Le aparté un mechón rubio de la frente para observarla mejor. Su piel era blanca como si nunca hubiese visto la luz del sol, sus labios, carnosos y su mirada, lánguida. Su camisa vieja y remendada transparentaba el contorno de unos pezones rubicundos coronando su pequeño pecho. El corsé que lo alzaba, en vez de cordón, tenía una cuerda deshilachada a punto de romperse. Arranqué de los puños de mi camisa una larga cinta de raso color carmesí y con sumo cuidado la fui introduciendo en cruz por los agujeros de su andrajoso corpiño.

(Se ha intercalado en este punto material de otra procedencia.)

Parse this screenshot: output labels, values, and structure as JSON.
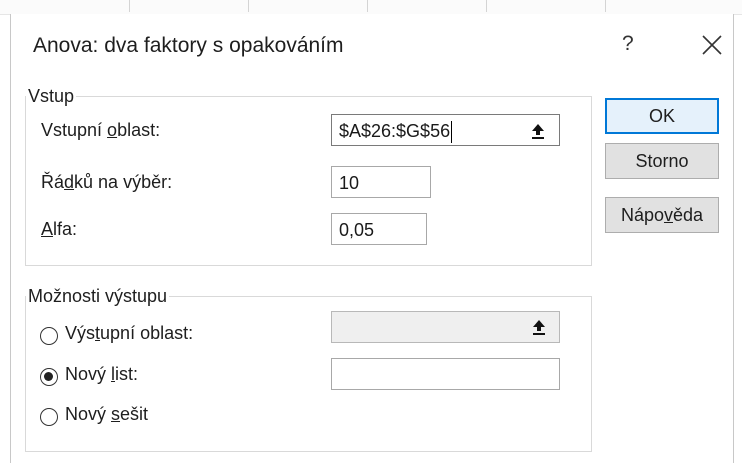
{
  "dialog": {
    "title": "Anova: dva faktory s opakováním",
    "help_label": "?",
    "close_label": "✕"
  },
  "input_group": {
    "legend": "Vstup",
    "range_label_pre": "Vstupní ",
    "range_label_key": "o",
    "range_label_post": "blast:",
    "range_value": "$A$26:$G$56",
    "rows_label_pre": "Řá",
    "rows_label_key": "d",
    "rows_label_post": "ků na výběr:",
    "rows_value": "10",
    "alpha_label_key": "A",
    "alpha_label_post": "lfa:",
    "alpha_value": "0,05"
  },
  "output_group": {
    "legend": "Možnosti výstupu",
    "options": [
      {
        "pre": "Výs",
        "key": "t",
        "post": "upní oblast:",
        "checked": false
      },
      {
        "pre": "Nový ",
        "key": "l",
        "post": "ist:",
        "checked": true
      },
      {
        "pre": "Nový ",
        "key": "s",
        "post": "ešit",
        "checked": false
      }
    ],
    "output_range_value": "",
    "new_sheet_value": ""
  },
  "buttons": {
    "ok": "OK",
    "cancel": "Storno",
    "help_pre": "Nápo",
    "help_key": "v",
    "help_post": "ěda"
  },
  "icons": {
    "range_select": "collapse-dialog-arrow-icon"
  },
  "colors": {
    "accent": "#0078d7",
    "default_button_bg": "#e5f1fb",
    "button_bg": "#e1e1e1"
  }
}
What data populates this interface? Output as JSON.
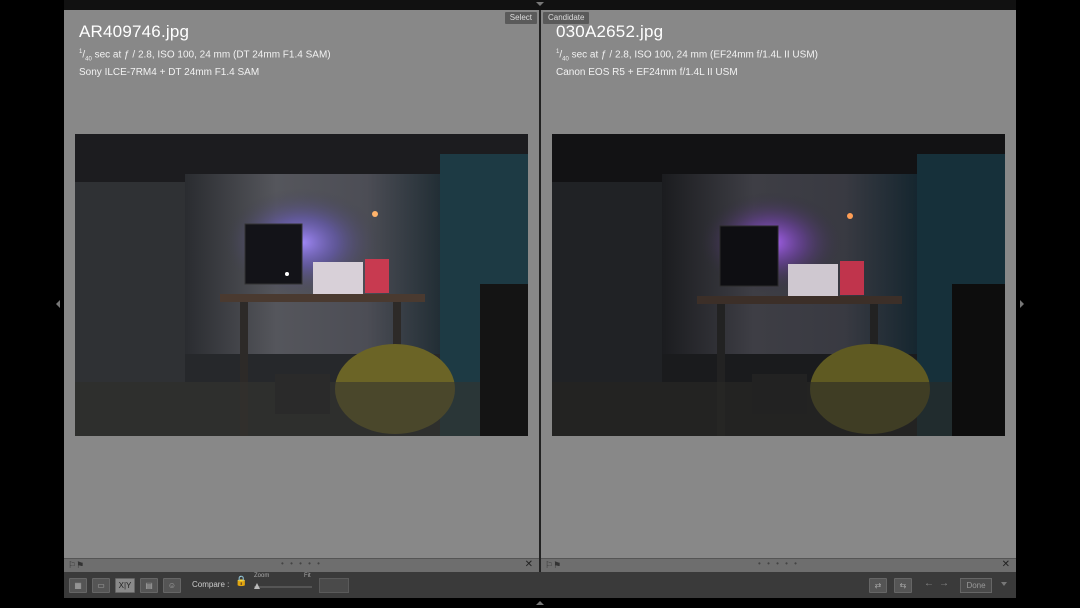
{
  "panels": {
    "left": {
      "tag": "Select",
      "filename": "AR409746.jpg",
      "exif_line1": "sec at ƒ / 2.8, ISO 100, 24 mm (DT 24mm F1.4 SAM)",
      "camera": "Sony ILCE-7RM4 + DT 24mm F1.4 SAM"
    },
    "right": {
      "tag": "Candidate",
      "filename": "030A2652.jpg",
      "exif_line1": "sec at ƒ / 2.8, ISO 100, 24 mm (EF24mm f/1.4L II USM)",
      "camera": "Canon EOS R5 + EF24mm f/1.4L II USM"
    },
    "shutter_num": "1",
    "shutter_den": "40"
  },
  "toolbar": {
    "compare_label": "Compare :",
    "zoom_label": "Zoom",
    "fit_label": "Fit",
    "done_label": "Done",
    "xy_label": "X|Y",
    "zoom_level": 0.05
  },
  "colors": {
    "panel_bg": "#888888",
    "toolbar_bg": "#3a3a3a",
    "lock_accent": "#c9a800"
  }
}
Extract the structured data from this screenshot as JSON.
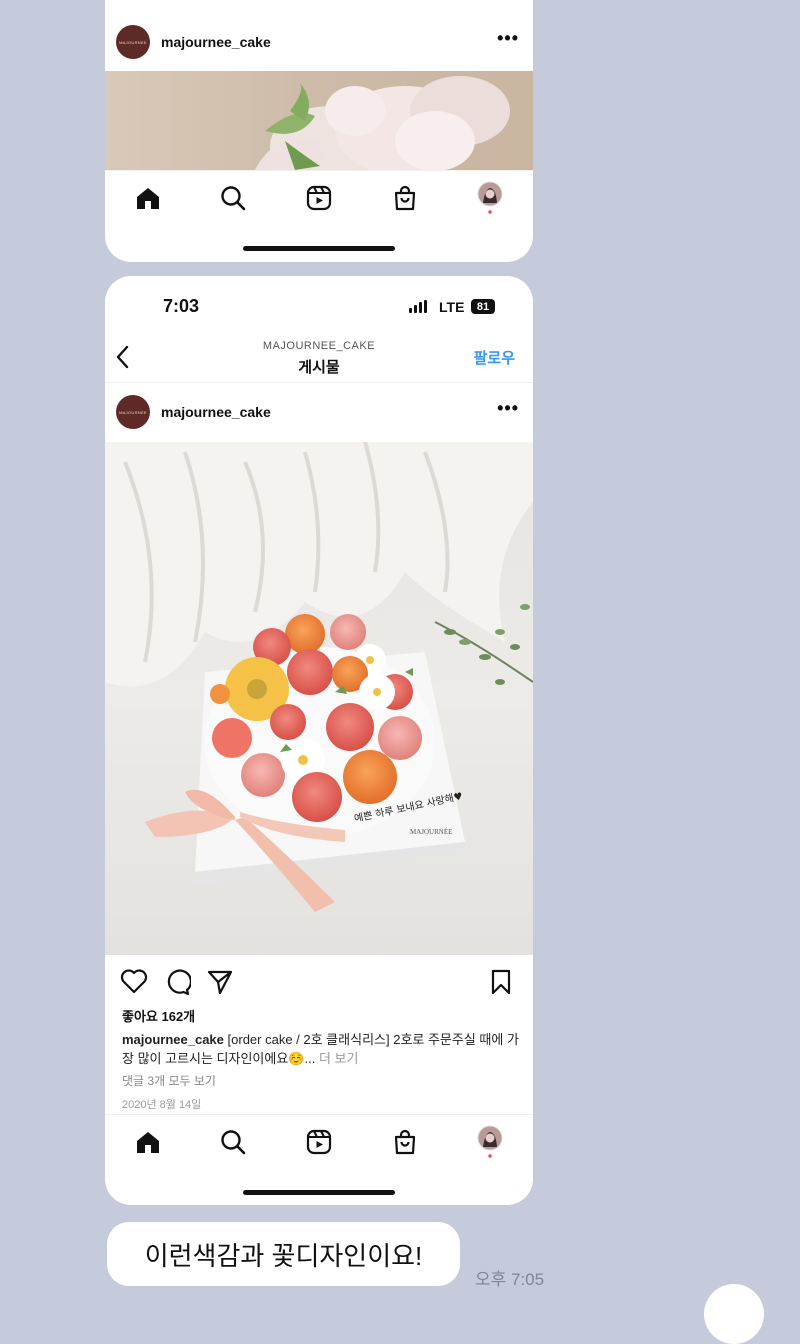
{
  "post_top": {
    "username": "majournee_cake",
    "avatar_text": "MAJOURNEE"
  },
  "post_main": {
    "status_time": "7:03",
    "network": "LTE",
    "battery": "81",
    "account_header": "MAJOURNEE_CAKE",
    "page_title": "게시물",
    "follow_label": "팔로우",
    "username": "majournee_cake",
    "avatar_text": "MAJOURNEE",
    "likes": "좋아요 162개",
    "caption_user": "majournee_cake",
    "caption_text": " [order cake / 2호 클래식리스] 2호로 주문주실 때에 가장 많이 고르시는 디자인이에요☺️...",
    "caption_more": " 더 보기",
    "comments_link": "댓글 3개 모두 보기",
    "date": "2020년 8월 14일",
    "cake_tag_text": "MAJOURNÉE",
    "cake_message": "예쁜 하루 보내요 사랑해♥"
  },
  "chat": {
    "message": "이런색감과 꽃디자인이요!",
    "time": "오후 7:05"
  },
  "icons": [
    "home-icon",
    "search-icon",
    "reels-icon",
    "shop-icon",
    "profile-avatar",
    "heart-icon",
    "comment-icon",
    "share-icon",
    "bookmark-icon",
    "back-chevron-icon",
    "more-icon"
  ]
}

—¿No deberíais estar en casa a estas horas?

Bajó la mirada sonriente y, agradecida, acarició el inesperado ornamento.

—Ésta es mi casa y familia.

La voz de Guevara sonó a mi espalda.

—¡Magda! Subid a los cuartos y ayudad a esas vagas a buscar al caballero del jubón azul que vino hará una hora. Decidle que alguien le aguarda urgentemente en el mesón. Luego regresad a la portería.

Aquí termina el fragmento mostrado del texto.